David tentou ficar calmo, e ao chegar ao carro onde Felipe também esperava por ele, disse.

— Não sabia que iria com a gente Felipe.

— Tentei ligar para você ontem mais não estava atendendo minhas ligações — informou ele.

David assentiu.

— Estava muito agitado aqui como você mesmo pôde ter notado.

Felipe concordou.

— Sim, eu sei, e quando liguei para o número fixo a empregada me disse o que havia acontecido — explicava e David tomou a frente de sua palavra.

— E veio pessoalmente dar-lhe os pêsames — disse David como se quisesse poupar o amigo de terminar sua fala.

Felipe e David se encaravam, e Lucas botou a cabeça pela janela do carro aberta.

— Será que pode se apressar, por favor?

Felipe sorriu para David, e deu passagem a ele entrar.

— Vamos amigo, não queremos causar o atraso, não é?

David amarrou a cara ao entrar e sentou ao lado de Lucas.
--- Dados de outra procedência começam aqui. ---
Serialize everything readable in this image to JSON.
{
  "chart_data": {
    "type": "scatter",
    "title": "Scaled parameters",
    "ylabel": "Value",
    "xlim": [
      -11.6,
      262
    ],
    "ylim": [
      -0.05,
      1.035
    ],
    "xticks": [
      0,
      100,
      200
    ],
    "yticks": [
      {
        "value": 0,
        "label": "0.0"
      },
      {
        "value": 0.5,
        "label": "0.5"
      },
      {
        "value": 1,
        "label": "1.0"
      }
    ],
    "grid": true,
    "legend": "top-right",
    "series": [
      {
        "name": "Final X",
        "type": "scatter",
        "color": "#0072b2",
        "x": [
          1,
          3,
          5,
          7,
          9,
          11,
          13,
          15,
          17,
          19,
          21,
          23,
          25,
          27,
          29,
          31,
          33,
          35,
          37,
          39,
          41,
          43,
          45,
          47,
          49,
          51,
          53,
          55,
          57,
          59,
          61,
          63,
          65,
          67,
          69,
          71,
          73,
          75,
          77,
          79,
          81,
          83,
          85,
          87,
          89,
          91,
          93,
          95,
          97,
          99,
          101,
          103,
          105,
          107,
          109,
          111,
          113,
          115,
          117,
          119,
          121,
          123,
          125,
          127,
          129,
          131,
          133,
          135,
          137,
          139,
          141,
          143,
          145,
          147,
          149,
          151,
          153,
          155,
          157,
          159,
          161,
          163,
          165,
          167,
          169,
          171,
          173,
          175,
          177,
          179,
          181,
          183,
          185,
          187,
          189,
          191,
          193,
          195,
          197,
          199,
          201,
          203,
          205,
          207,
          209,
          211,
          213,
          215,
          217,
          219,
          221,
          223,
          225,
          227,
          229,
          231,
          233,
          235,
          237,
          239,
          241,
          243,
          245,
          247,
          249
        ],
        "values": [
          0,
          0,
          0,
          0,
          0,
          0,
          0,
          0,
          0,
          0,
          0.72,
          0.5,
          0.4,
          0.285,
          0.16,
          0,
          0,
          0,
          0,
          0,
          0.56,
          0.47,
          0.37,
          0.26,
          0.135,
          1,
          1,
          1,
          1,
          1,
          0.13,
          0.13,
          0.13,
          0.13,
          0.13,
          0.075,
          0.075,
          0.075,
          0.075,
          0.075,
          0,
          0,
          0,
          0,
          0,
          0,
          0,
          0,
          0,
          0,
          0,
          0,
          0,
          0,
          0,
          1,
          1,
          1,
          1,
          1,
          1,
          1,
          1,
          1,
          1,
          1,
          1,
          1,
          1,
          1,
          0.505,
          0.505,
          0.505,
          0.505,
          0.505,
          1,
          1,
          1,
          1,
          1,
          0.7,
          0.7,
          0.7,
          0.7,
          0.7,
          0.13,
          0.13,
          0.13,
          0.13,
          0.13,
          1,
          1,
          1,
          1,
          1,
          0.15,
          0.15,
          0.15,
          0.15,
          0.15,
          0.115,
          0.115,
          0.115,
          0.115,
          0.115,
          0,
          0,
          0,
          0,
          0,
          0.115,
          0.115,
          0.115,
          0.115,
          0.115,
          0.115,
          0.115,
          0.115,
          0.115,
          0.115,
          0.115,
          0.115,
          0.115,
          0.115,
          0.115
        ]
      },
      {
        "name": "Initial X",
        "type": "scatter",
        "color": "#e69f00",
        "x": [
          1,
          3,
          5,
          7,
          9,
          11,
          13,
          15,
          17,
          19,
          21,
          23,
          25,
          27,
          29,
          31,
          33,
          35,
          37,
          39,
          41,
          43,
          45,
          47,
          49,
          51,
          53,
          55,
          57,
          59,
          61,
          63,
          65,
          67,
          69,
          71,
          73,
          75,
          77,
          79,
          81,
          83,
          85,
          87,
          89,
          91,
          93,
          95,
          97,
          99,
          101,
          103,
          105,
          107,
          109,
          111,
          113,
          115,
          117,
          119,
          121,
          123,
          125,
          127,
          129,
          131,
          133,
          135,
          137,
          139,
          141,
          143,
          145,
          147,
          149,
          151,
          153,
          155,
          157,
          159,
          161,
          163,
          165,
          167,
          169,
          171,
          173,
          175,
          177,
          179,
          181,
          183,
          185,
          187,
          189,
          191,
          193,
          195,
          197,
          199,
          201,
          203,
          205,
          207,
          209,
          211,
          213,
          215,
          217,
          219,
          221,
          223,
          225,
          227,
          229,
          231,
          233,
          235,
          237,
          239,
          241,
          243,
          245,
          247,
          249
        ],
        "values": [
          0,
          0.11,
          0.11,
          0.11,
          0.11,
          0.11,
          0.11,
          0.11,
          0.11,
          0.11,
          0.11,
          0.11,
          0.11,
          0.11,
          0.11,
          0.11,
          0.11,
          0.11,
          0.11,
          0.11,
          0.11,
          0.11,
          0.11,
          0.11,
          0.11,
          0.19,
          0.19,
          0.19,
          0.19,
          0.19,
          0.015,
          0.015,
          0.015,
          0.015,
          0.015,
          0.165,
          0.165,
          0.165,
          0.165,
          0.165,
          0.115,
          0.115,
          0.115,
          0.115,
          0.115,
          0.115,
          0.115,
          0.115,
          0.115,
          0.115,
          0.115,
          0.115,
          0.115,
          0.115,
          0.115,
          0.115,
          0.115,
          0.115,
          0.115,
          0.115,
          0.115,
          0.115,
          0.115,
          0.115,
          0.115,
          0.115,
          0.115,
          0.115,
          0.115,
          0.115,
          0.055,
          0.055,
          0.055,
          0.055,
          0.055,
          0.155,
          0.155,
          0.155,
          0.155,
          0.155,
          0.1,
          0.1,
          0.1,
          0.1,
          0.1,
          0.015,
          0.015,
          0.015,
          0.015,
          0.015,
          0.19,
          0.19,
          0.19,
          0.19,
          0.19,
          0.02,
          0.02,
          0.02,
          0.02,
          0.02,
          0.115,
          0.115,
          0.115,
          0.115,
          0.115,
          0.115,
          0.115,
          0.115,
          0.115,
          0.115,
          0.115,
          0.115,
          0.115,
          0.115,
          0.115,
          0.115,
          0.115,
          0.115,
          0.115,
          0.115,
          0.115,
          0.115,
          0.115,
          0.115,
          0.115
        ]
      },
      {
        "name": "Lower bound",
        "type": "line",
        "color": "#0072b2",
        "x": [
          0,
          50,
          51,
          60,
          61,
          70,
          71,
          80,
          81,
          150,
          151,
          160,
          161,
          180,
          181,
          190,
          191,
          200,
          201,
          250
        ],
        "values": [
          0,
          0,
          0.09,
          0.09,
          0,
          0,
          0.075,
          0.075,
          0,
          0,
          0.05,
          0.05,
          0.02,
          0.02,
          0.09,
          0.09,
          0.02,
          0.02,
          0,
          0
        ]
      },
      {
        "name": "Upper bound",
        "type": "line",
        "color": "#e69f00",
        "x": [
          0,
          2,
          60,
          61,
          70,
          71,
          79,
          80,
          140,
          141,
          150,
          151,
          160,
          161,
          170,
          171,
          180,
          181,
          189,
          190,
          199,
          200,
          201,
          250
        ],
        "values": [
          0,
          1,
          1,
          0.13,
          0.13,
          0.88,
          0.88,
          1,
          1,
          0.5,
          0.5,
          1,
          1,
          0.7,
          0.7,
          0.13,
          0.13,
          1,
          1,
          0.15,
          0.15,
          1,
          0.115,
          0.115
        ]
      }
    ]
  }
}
Felipe fechou a porta ao seu lado e contornou o carro, abrindo a porta do outro lado e sentando ao lado de Lucas pela sua direita. O motorista entrou ocupando o seu banco, e saiu seguindo o primeiro carro que já estava a metros à frente.

No trajeto o silêncio era perturbador dentro do carro onde os três estavam, até que o celular de David começa a tocar. Ele pede desculpa aos presentes, e olha quem está ligando para ele. Era Camila.

Droga... — murmurou David. Lucas olhou para ele.

— Pode atender sem problema.

David decidiu atende-la e falar o mais baixo possível.

— Oi Camila.

— Nossa David que oi mais xoxo, sem animação, nem deu meu bom dia e nem me chamou de amor? — reclamou Camila ao ouvir a voz do seu namorado.

David suspirava tentando se controlar.

— Amor essa não é uma boa hora para conversamos, eu estou indo para o aeroporto agora para... — Camila interrompera nervosa.

— O quê? Como assim aeroporto? David Odebrecht me explique essa de ir viajar sem me comunicar? Vai viajar sem me levar é seu canalha?

David tentava apertar o máximo possível o celular contra o seu ouvido para a voz escandalosa de Camila não fosse ouvida, e perdeu a paciência, respondendo mais alto do que pretendia.

— Calada sua idiota, e não me interrompa novamente!

Lucas fingia não ter se perturbado, mas Felipe tentava ficar atento a discussão ao lado.

Camila parecera incrédula com a resposta de David.

— David... você nunca falou isso para mim antes... — sua voz era de um choramingo irritante, e David diminuiu seu tom áspero.

— Escute Camila, estou indo para o velório e o enterro do pai de um amigo meu, e não quero ficar aqui perdendo tempo com seu discurso vitimismo, está bem assim?

Camila engolira em seco.

— Eu... nossa David eu só estava preocupada por você não estava atendendo minhas ligações e recados... só queria saber o que estava acontecendo...

— Volto mais tarde, então até lá não me ligue mais, a não ser que seja urgente. — respondeu interrompendo-a. — Tenha um bom dia amor.

E desligou o celular irritado. Felipe reprimia um sorriso de divertimento e Lucas tentava não se deixar perceber seu nervosismo.